Le doigt 61 repose en appui sur l'ergot 51 porté par la patte 48c du culbuteur 48,
tandis que le doigt 62 est destiné à être sollicité par le déclencheur thermique à
bilame en cas de surcharge électrique. Sur la figure 1, on voit que l'ensemble tripartite
crochet 31 - levier 35 - culbuteur 48 est agencé en une formation triangulaire susceptible
d'être déformée sous l'action du bilame, le levier 35 étant, d'une part, relié au
culbuteur 48 par l'intermédiaire de l'ergot 51 et, d'autre part, solidaire du crochet
31 au moyen de l'axe d'articulation A₅.
[0036] On va maintenant expliquer la manière d'effectuer le réglage du courant de déclenchement
thermique, d'abord en usine puis par l'utilisateur, à l'aide du dispositif décrit
précédemment, en se référant aux figures 5 à 8.
Réglage usine
[0037] Dans un premier stade initial, la molette 32 est positionnée de telle sorte que sa
graduation correspondant à la valeur minimale du courant thermique soit en regard
de l'index porté par le boîtier, comme illustré à la figure 4. La molette 32 est ensuite
bloquée ou immobilisée dans cette position, par rapport au boîtier, au moyen par exemple
d'une broche (non figurée).
[0038] On indiquera que la molette étant en position bloquée, le bras 37 (figure 3) du flasque
portant le doigt engrenant avec les dents de la molette, présente une élasticité suffisante
pour permettre au flasque d'être entraîné en rotation.

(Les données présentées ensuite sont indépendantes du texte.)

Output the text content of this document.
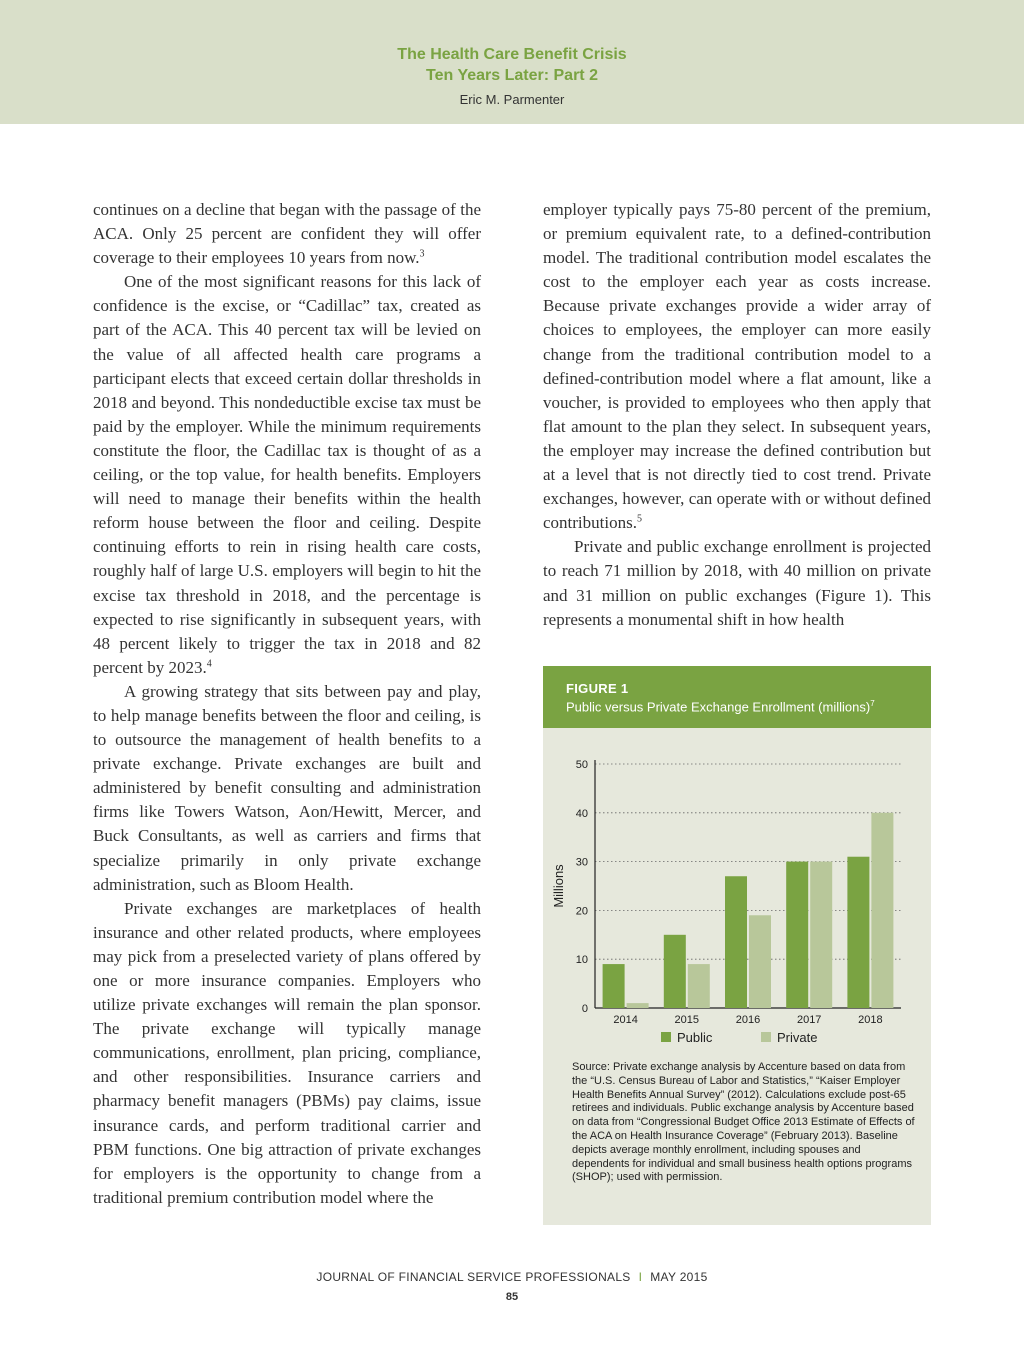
The Health Care Benefit Crisis
Ten Years Later: Part 2
Eric M. Parmenter

continues on a decline that began with the passage of the ACA. Only 25 percent are confident they will offer coverage to their employees 10 years from now.$^3$

One of the most significant reasons for this lack of confidence is the excise, or “Cadillac” tax, created as part of the ACA. This 40 percent tax will be levied on the value of all affected health care programs a participant elects that exceed certain dollar thresholds in 2018 and beyond. This nondeductible excise tax must be paid by the employer. While the minimum requirements constitute the floor, the Cadillac tax is thought of as a ceiling, or the top value, for health benefits. Employers will need to manage their benefits within the health reform house between the floor and ceiling. Despite continuing efforts to rein in rising health care costs, roughly half of large U.S. employers will begin to hit the excise tax threshold in 2018, and the percentage is expected to rise significantly in subsequent years, with 48 percent likely to trigger the tax in 2018 and 82 percent by 2023.$^4$

A growing strategy that sits between pay and play, to help manage benefits between the floor and ceiling, is to outsource the management of health benefits to a private exchange. Private exchanges are built and administered by benefit consulting and administration firms like Towers Watson, Aon/Hewitt, Mercer, and Buck Consultants, as well as carriers and firms that specialize primarily in only private exchange administration, such as Bloom Health.

Private exchanges are marketplaces of health insurance and other related products, where employees may pick from a preselected variety of plans offered by one or more insurance companies. Employers who utilize private exchanges will remain the plan sponsor. The private exchange will typically manage communications, enrollment, plan pricing, compliance, and other responsibilities. Insurance carriers and pharmacy benefit managers (PBMs) pay claims, issue insurance cards, and perform traditional carrier and PBM functions. One big attraction of private exchanges for employers is the opportunity to change from a traditional premium contribution model where the

employer typically pays 75-80 percent of the premium, or premium equivalent rate, to a defined-contribution model. The traditional contribution model escalates the cost to the employer each year as costs increase. Because private exchanges provide a wider array of choices to employees, the employer can more easily change from the traditional contribution model to a defined-contribution model where a flat amount, like a voucher, is provided to employees who then apply that flat amount to the plan they select. In subsequent years, the employer may increase the defined contribution but at a level that is not directly tied to cost trend. Private exchanges, however, can operate with or without defined contributions.$^5$

Private and public exchange enrollment is projected to reach 71 million by 2018, with 40 million on private and 31 million on public exchanges (Figure 1). This represents a monumental shift in how health

FIGURE 1
Public versus Private Exchange Enrollment (millions)$^7$
0
10
20
30
40
50
Millions
2014	2015	2016	2017	2018
Public	Private
Source: Private exchange analysis by Accenture based on data from the “U.S. Census Bureau of Labor and Statistics,” “Kaiser Employer Health Benefits Annual Survey” (2012). Calculations exclude post-65 retirees and individuals. Public exchange analysis by Accenture based on data from “Congressional Budget Office 2013 Estimate of Effects of the ACA on Health Insurance Coverage” (February 2013). Baseline depicts average monthly enrollment, including spouses and dependents for individual and small business health options programs (SHOP); used with permission.
JOURNAL OF FINANCIAL SERVICE PROFESSIONALS I MAY 2015
85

[0039] Après ce blocage de la molette, le disjoncteur est mis en position enclenchée dans
laquelle la tête 31a du crochet 31 prend appui, sous l'action d'un ressort (non figuré),
contre le becquet 17a de la pièce de déclenchement 17, comme il apparaît sur la figure
5. Dans cette position illustrée à la figure 5, par construction, le centre de la
tête arrondie 31a du crochet se trouve placé sur l'axe de rotation A₃ du culbuteur
48 ; quant au levier 35, son doigt 61 coopère avec l'ergot 51 du culbuteur, tandis
que son autre doigt 62 se trouve situé à une distance quelconque
dʹ du bilame 11.
[0040] Dans un second stade, la molette étant toujours en position bloquée, on fait tourner
dans le sens convenable le flasque 34 autour de son axe A₂ (figure 5), au moyen d'un
outil introduit dans le trou borgne 42, de manière à entraîner en rotation le culbuteur
48 dans le sens horaire suivant la fléche f₅ sur la figure 5. A cet effet, lors de
la rotation du flasque, le doigt d'entraînement 50 engagé dans la rainure excentrique
36 du flasque se déplace vers le bas suivant la flèche f₆ sur la figure 5. Au cours
de la rotation du culbuteur 48, l'ergot 51 porté par le culbuteur entraîne donc dans
le sens horaire le levier 35 qui bascule autour de l'axe A₅ pour venir en contact,
par son doigt 62, contre le bilame 11, comme illustré à la figure 6.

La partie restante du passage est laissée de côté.